Artık ona karşı hiçbir şey hissetmiyordu. Bir zamanlar deli gibi sevdiğinden şimdi ölesiye nefret ediyordu. Gözünde bir pul kadar bile değeri kalmamıştı. Dönüşü olmayan bir yoldaydı ikisi de ve o yol sadece tek kişilikti.
Söyleyeceği kelimeleri kafasında kurarak, yan yana düzgün cümleler kurmaya çalışarak yüreğindeki nefretle onu en derinden vurmak istiyordu. Günlerce çektiği acı onun sevgisini yok etmişti. Telefonun ahizesini daha sıkı kavrayarak;
-Derya’mı, ben böyle birini tanımıyorum. Kimsiniz, neden beni rahatsız ediyorsunuz.
Kadın ağlayan sesiyle, “Ben Derya, nasıl olur da tanımıyorum diyebilirsin !”
-Bayan canımı sıkıyorsunuz, insan tanımadığı birini tanıyormuş gibi davranabilir mi ?
-“Hafızanımı kaybettin aşkım. Daha düne kadar biz seninle birbirine aşık iki deli sevgiliydik. Sen bensiz, ben sensiz yapamazdık, nasıl unutursun”.
-Bakın bayan ben hayatımda bir tane Derya tanıdım O’da beni hiçbir şey söylemeden terk edip gitti. Onu bu kadar sevmeme rağmen beni yalnız bıraktı, O güzel biriydi, akıllıydı, bana tapardı, beni severdi yani en azından ben sevdiğini düşünmüştüm.

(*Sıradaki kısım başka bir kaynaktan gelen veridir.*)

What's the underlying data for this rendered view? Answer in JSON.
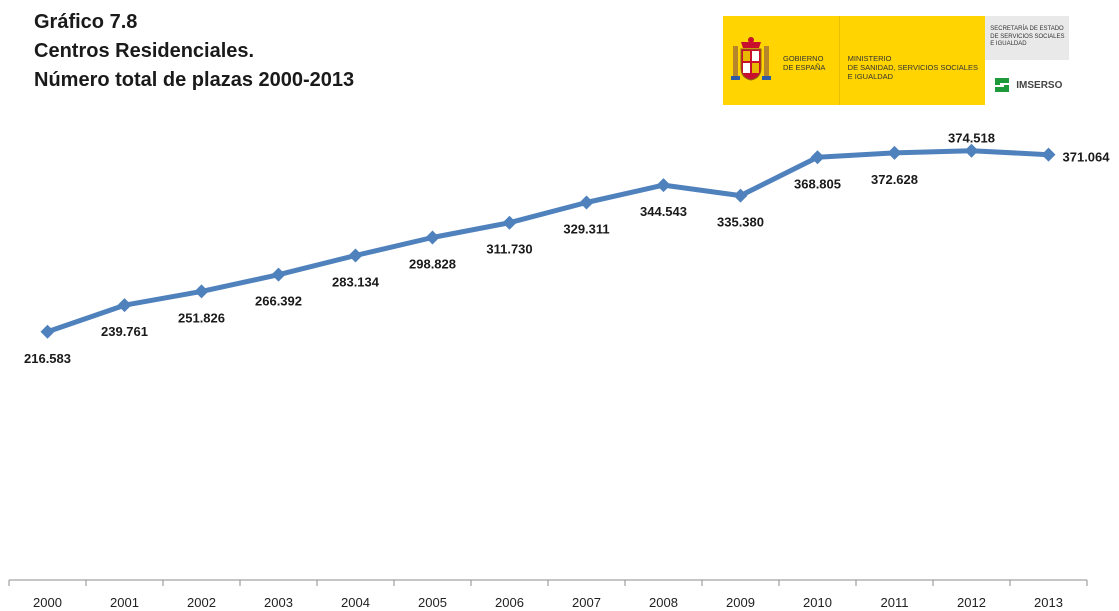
{
  "title": {
    "line1": "Gráfico 7.8",
    "line2": "Centros Residenciales.",
    "line3": "Número total de plazas 2000-2013"
  },
  "logo": {
    "gobierno": [
      "GOBIERNO",
      "DE ESPAÑA"
    ],
    "ministerio": [
      "MINISTERIO",
      "DE SANIDAD, SERVICIOS SOCIALES",
      "E IGUALDAD"
    ],
    "secretaria": [
      "SECRETARÍA DE ESTADO",
      "DE SERVICIOS SOCIALES",
      "E IGUALDAD"
    ],
    "imserso": "IMSERSO",
    "colors": {
      "yellow": "#ffd400",
      "green": "#1f9a3a"
    }
  },
  "chart_data": {
    "type": "line",
    "categories": [
      "2000",
      "2001",
      "2002",
      "2003",
      "2004",
      "2005",
      "2006",
      "2007",
      "2008",
      "2009",
      "2010",
      "2011",
      "2012",
      "2013"
    ],
    "values": [
      216583,
      239761,
      251826,
      266392,
      283134,
      298828,
      311730,
      329311,
      344543,
      335380,
      368805,
      372628,
      374518,
      371064
    ],
    "labels": [
      "216.583",
      "239.761",
      "251.826",
      "266.392",
      "283.134",
      "298.828",
      "311.730",
      "329.311",
      "344.543",
      "335.380",
      "368.805",
      "372.628",
      "374.518",
      "371.064"
    ],
    "label_positions": [
      "below",
      "below",
      "below",
      "below",
      "below",
      "below",
      "below",
      "below",
      "below",
      "below",
      "below",
      "below",
      "above",
      "right"
    ],
    "ylim": [
      0,
      500000
    ],
    "color": "#4f81bd",
    "grid": false
  }
}
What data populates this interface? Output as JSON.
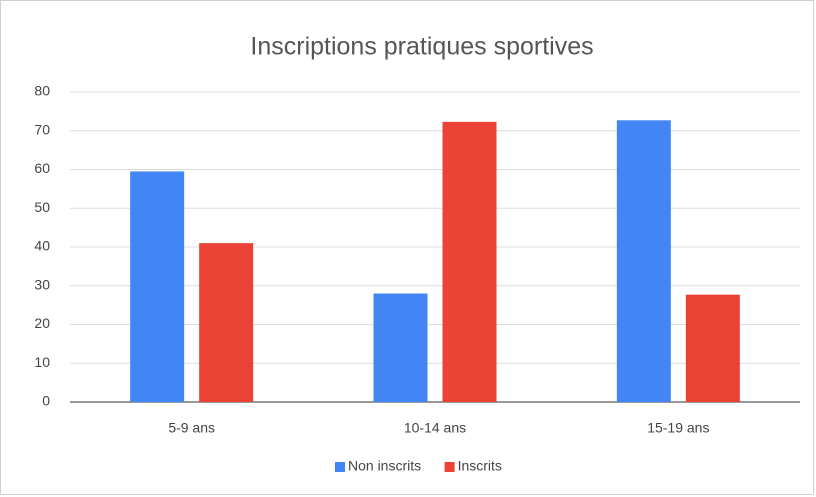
{
  "chart_data": {
    "type": "bar",
    "title": "Inscriptions pratiques sportives",
    "categories": [
      "5-9 ans",
      "10-14 ans",
      "15-19 ans"
    ],
    "series": [
      {
        "name": "Non inscrits",
        "color": "#4285f4",
        "values": [
          59.5,
          28,
          72.7
        ]
      },
      {
        "name": "Inscrits",
        "color": "#ea4335",
        "values": [
          41,
          72.3,
          27.7
        ]
      }
    ],
    "ylim": [
      0,
      80
    ],
    "yticks": [
      0,
      10,
      20,
      30,
      40,
      50,
      60,
      70,
      80
    ],
    "grid": true,
    "legend": "bottom"
  }
}
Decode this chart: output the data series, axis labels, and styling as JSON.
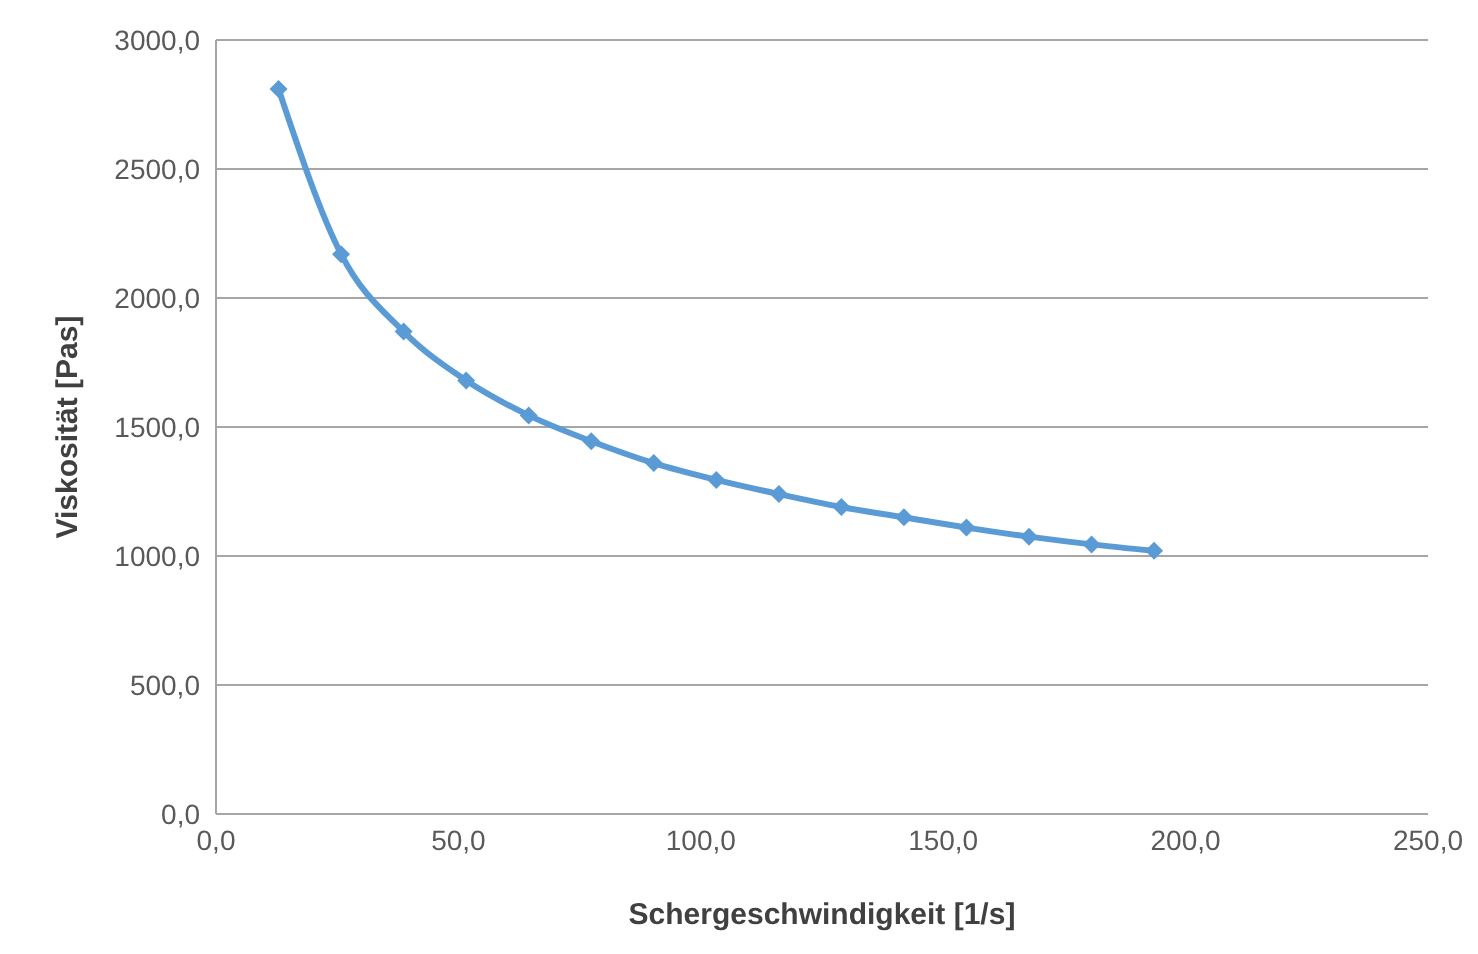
{
  "chart_data": {
    "type": "line",
    "xlabel": "Schergeschwindigkeit [1/s]",
    "ylabel": "Viskosität [Pas]",
    "x": [
      12.9,
      25.8,
      38.7,
      51.6,
      64.5,
      77.4,
      90.3,
      103.2,
      116.1,
      129,
      141.9,
      154.8,
      167.7,
      180.6,
      193.5
    ],
    "series": [
      {
        "color": "#5b9bd5",
        "values": [
          2810,
          2170,
          1870,
          1680,
          1545,
          1445,
          1360,
          1295,
          1240,
          1190,
          1150,
          1110,
          1075,
          1045,
          1020
        ]
      }
    ],
    "xlim": [
      0,
      250
    ],
    "xticks": [
      {
        "value": 0,
        "label": "0,0"
      },
      {
        "value": 50,
        "label": "50,0"
      },
      {
        "value": 100,
        "label": "100,0"
      },
      {
        "value": 150,
        "label": "150,0"
      },
      {
        "value": 200,
        "label": "200,0"
      },
      {
        "value": 250,
        "label": "250,0"
      }
    ],
    "ylim": [
      0,
      3000
    ],
    "yticks": [
      {
        "value": 0,
        "label": "0,0"
      },
      {
        "value": 500,
        "label": "500,0"
      },
      {
        "value": 1000,
        "label": "1000,0"
      },
      {
        "value": 1500,
        "label": "1500,0"
      },
      {
        "value": 2000,
        "label": "2000,0"
      },
      {
        "value": 2500,
        "label": "2500,0"
      },
      {
        "value": 3000,
        "label": "3000,0"
      }
    ],
    "grid": "y",
    "legend": false,
    "marker": "diamond",
    "line_style": "solid"
  }
}
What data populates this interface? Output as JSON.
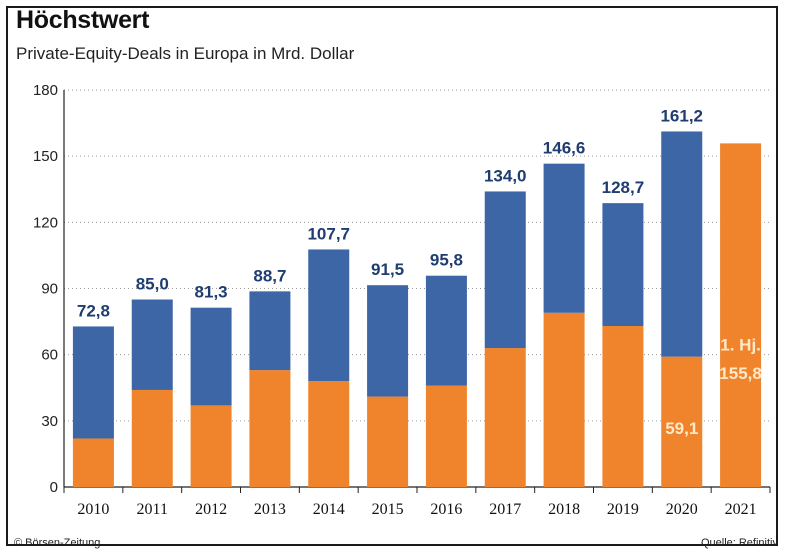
{
  "header": {
    "title": "Höchstwert",
    "subtitle": "Private-Equity-Deals in Europa in Mrd. Dollar"
  },
  "footer": {
    "source_left": "© Börsen-Zeitung",
    "source_right": "Quelle: Refinitiv"
  },
  "colors": {
    "total": "#3d66a6",
    "first_half": "#f0842c",
    "label": "#1f3d70",
    "inner_label": "#ffe9c9"
  },
  "chart_data": {
    "type": "bar",
    "stacked": true,
    "title": "Höchstwert",
    "subtitle": "Private-Equity-Deals in Europa in Mrd. Dollar",
    "categories": [
      "2010",
      "2011",
      "2012",
      "2013",
      "2014",
      "2015",
      "2016",
      "2017",
      "2018",
      "2019",
      "2020",
      "2021"
    ],
    "series": [
      {
        "values": [
          22,
          44,
          37,
          53,
          48,
          41,
          46,
          63,
          79,
          73,
          59.1,
          155.8
        ]
      },
      {
        "values": [
          50.8,
          41.0,
          44.3,
          35.7,
          59.7,
          50.5,
          49.8,
          71.0,
          67.6,
          55.7,
          102.1,
          0
        ]
      }
    ],
    "totals": [
      72.8,
      85.0,
      81.3,
      88.7,
      107.7,
      91.5,
      95.8,
      134.0,
      146.6,
      128.7,
      161.2,
      null
    ],
    "total_labels": [
      "72,8",
      "85,0",
      "81,3",
      "88,7",
      "107,7",
      "91,5",
      "95,8",
      "134,0",
      "146,6",
      "128,7",
      "161,2",
      ""
    ],
    "inner_labels": [
      {
        "category": "2020",
        "text": "59,1"
      },
      {
        "category": "2021",
        "text": "1. Hj."
      },
      {
        "category": "2021",
        "text": "155,8"
      }
    ],
    "yticks": [
      0,
      30,
      60,
      90,
      120,
      150,
      180
    ],
    "ylim": [
      0,
      180
    ],
    "grid": true,
    "legend": "none"
  }
}
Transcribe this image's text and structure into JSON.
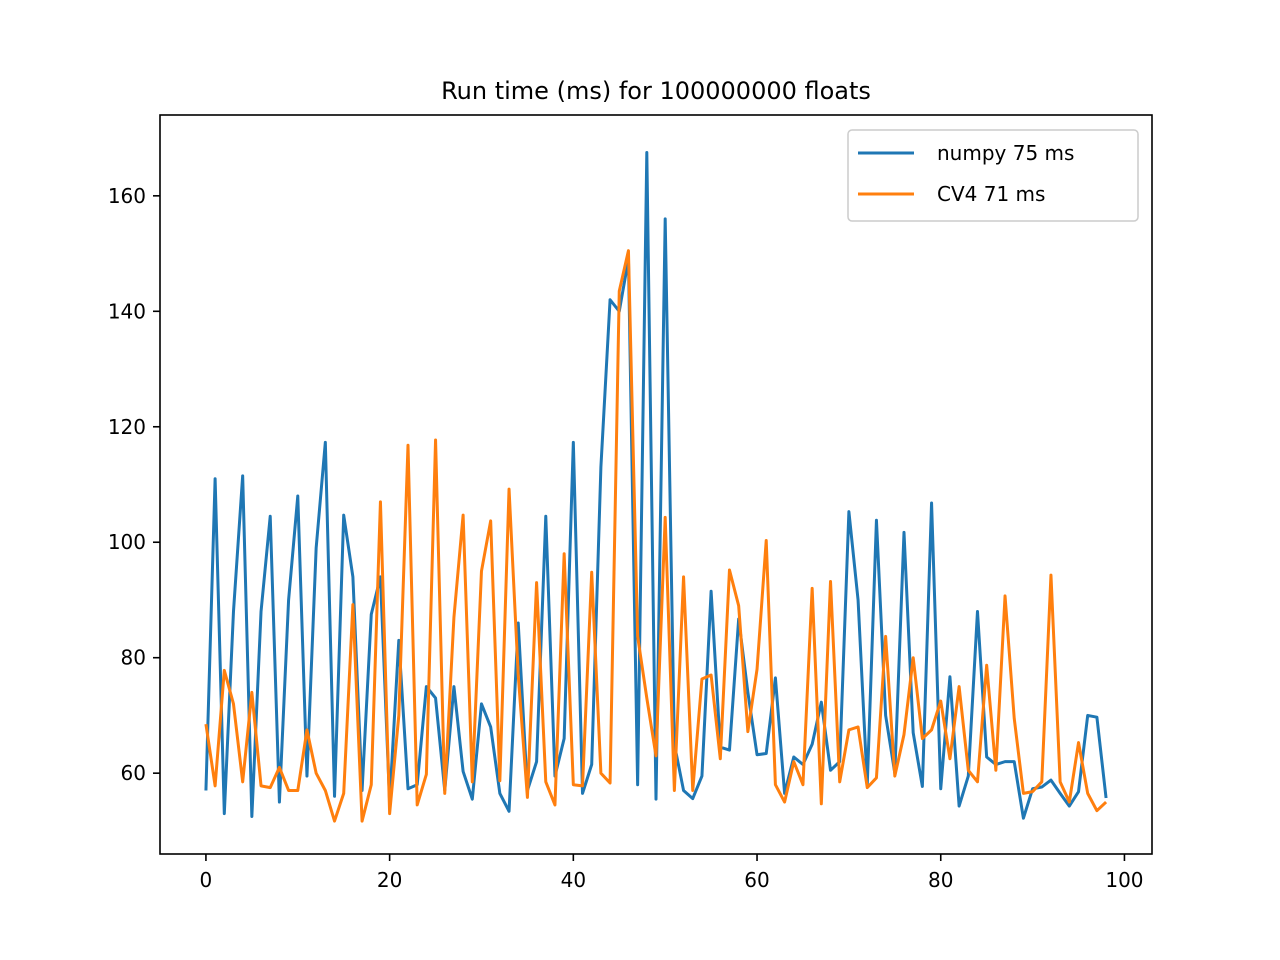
{
  "chart_data": {
    "type": "line",
    "title": "Run time (ms) for 100000000 floats",
    "xlabel": "",
    "ylabel": "",
    "xlim": [
      -5,
      103
    ],
    "ylim": [
      46,
      174
    ],
    "xticks": [
      0,
      20,
      40,
      60,
      80,
      100
    ],
    "yticks": [
      60,
      80,
      100,
      120,
      140,
      160
    ],
    "grid": false,
    "legend_position": "top-right",
    "series": [
      {
        "name": "numpy 75 ms",
        "color": "#1f77b4",
        "x": [
          0,
          1,
          2,
          3,
          4,
          5,
          6,
          7,
          8,
          9,
          10,
          11,
          12,
          13,
          14,
          15,
          16,
          17,
          18,
          19,
          20,
          21,
          22,
          23,
          24,
          25,
          26,
          27,
          28,
          29,
          30,
          31,
          32,
          33,
          34,
          35,
          36,
          37,
          38,
          39,
          40,
          41,
          42,
          43,
          44,
          45,
          46,
          47,
          48,
          49,
          50,
          51,
          52,
          53,
          54,
          55,
          56,
          57,
          58,
          59,
          60,
          61,
          62,
          63,
          64,
          65,
          66,
          67,
          68,
          69,
          70,
          71,
          72,
          73,
          74,
          75,
          76,
          77,
          78,
          79,
          80,
          81,
          82,
          83,
          84,
          85,
          86,
          87,
          88,
          89,
          90,
          91,
          92,
          93,
          94,
          95,
          96,
          97,
          98
        ],
        "values": [
          57,
          111,
          53,
          88,
          111.5,
          52.5,
          88,
          104.5,
          55,
          90,
          108,
          59.5,
          99,
          117.3,
          56,
          104.7,
          94,
          57,
          87.5,
          94,
          55,
          83,
          57.3,
          58,
          75,
          73,
          57,
          75,
          60.3,
          55.5,
          72,
          68,
          56.5,
          53.4,
          86,
          57,
          62,
          104.5,
          59.5,
          66,
          117.3,
          56.5,
          61.5,
          113,
          142,
          140,
          149,
          58,
          167.5,
          55.5,
          156,
          65,
          57,
          55.6,
          59.5,
          91.5,
          64.5,
          64,
          86.7,
          74,
          63.2,
          63.4,
          76.5,
          56.5,
          62.8,
          61.5,
          65,
          72.3,
          60.5,
          62,
          105.3,
          90,
          58,
          103.8,
          70,
          60,
          101.7,
          67,
          57.7,
          106.8,
          57.3,
          76.7,
          54.3,
          59.5,
          88,
          62.8,
          61.5,
          62,
          62,
          52.2,
          57.3,
          57.6,
          58.8,
          56.5,
          54.3,
          56.8,
          70,
          69.7,
          55.7
        ]
      },
      {
        "name": "CV4 71 ms",
        "color": "#ff7f0e",
        "x": [
          0,
          1,
          2,
          3,
          4,
          5,
          6,
          7,
          8,
          9,
          10,
          11,
          12,
          13,
          14,
          15,
          16,
          17,
          18,
          19,
          20,
          21,
          22,
          23,
          24,
          25,
          26,
          27,
          28,
          29,
          30,
          31,
          32,
          33,
          34,
          35,
          36,
          37,
          38,
          39,
          40,
          41,
          42,
          43,
          44,
          45,
          46,
          47,
          48,
          49,
          50,
          51,
          52,
          53,
          54,
          55,
          56,
          57,
          58,
          59,
          60,
          61,
          62,
          63,
          64,
          65,
          66,
          67,
          68,
          69,
          70,
          71,
          72,
          73,
          74,
          75,
          76,
          77,
          78,
          79,
          80,
          81,
          82,
          83,
          84,
          85,
          86,
          87,
          88,
          89,
          90,
          91,
          92,
          93,
          94,
          95,
          96,
          97,
          98
        ],
        "values": [
          68.5,
          57.8,
          77.8,
          72,
          58.5,
          74,
          57.8,
          57.5,
          61,
          57,
          57,
          67.5,
          60,
          57,
          51.7,
          56.5,
          89.2,
          51.7,
          58,
          107,
          53,
          70,
          116.8,
          54.5,
          59.8,
          117.7,
          56.5,
          87,
          104.7,
          58.5,
          95,
          103.7,
          58.7,
          109.2,
          77,
          55.8,
          93,
          58.5,
          54.5,
          98,
          58,
          57.8,
          94.8,
          60,
          58.3,
          143.5,
          150.5,
          83.7,
          73,
          63,
          104.3,
          57,
          94,
          57,
          76.3,
          77,
          62.5,
          95.2,
          89,
          67.2,
          78,
          100.3,
          58,
          55,
          62,
          58,
          92,
          54.7,
          93.2,
          58.5,
          67.5,
          68,
          57.5,
          59.2,
          83.7,
          59.5,
          66.7,
          80,
          66,
          67.5,
          72.5,
          62.5,
          75,
          60.5,
          58.5,
          78.7,
          60.5,
          90.7,
          69.5,
          56.5,
          56.8,
          58.5,
          94.3,
          58.5,
          55,
          65.3,
          56.5,
          53.5,
          55
        ]
      }
    ]
  }
}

Ama tüm bunlara rağmen O yalancı biriydi, yalancı bir dilberdi, bir yılan gibi beni sokan. Zehirini yüreğime akıtıp giden. Şimdi lütfen beni daha fazla rahatsız edip de, acımı deşmeyin. Ve bir daha beni aramayın, yolda görseniz dahi yabancı biri gibi davranın. Çünkü ben öyle yapacağım.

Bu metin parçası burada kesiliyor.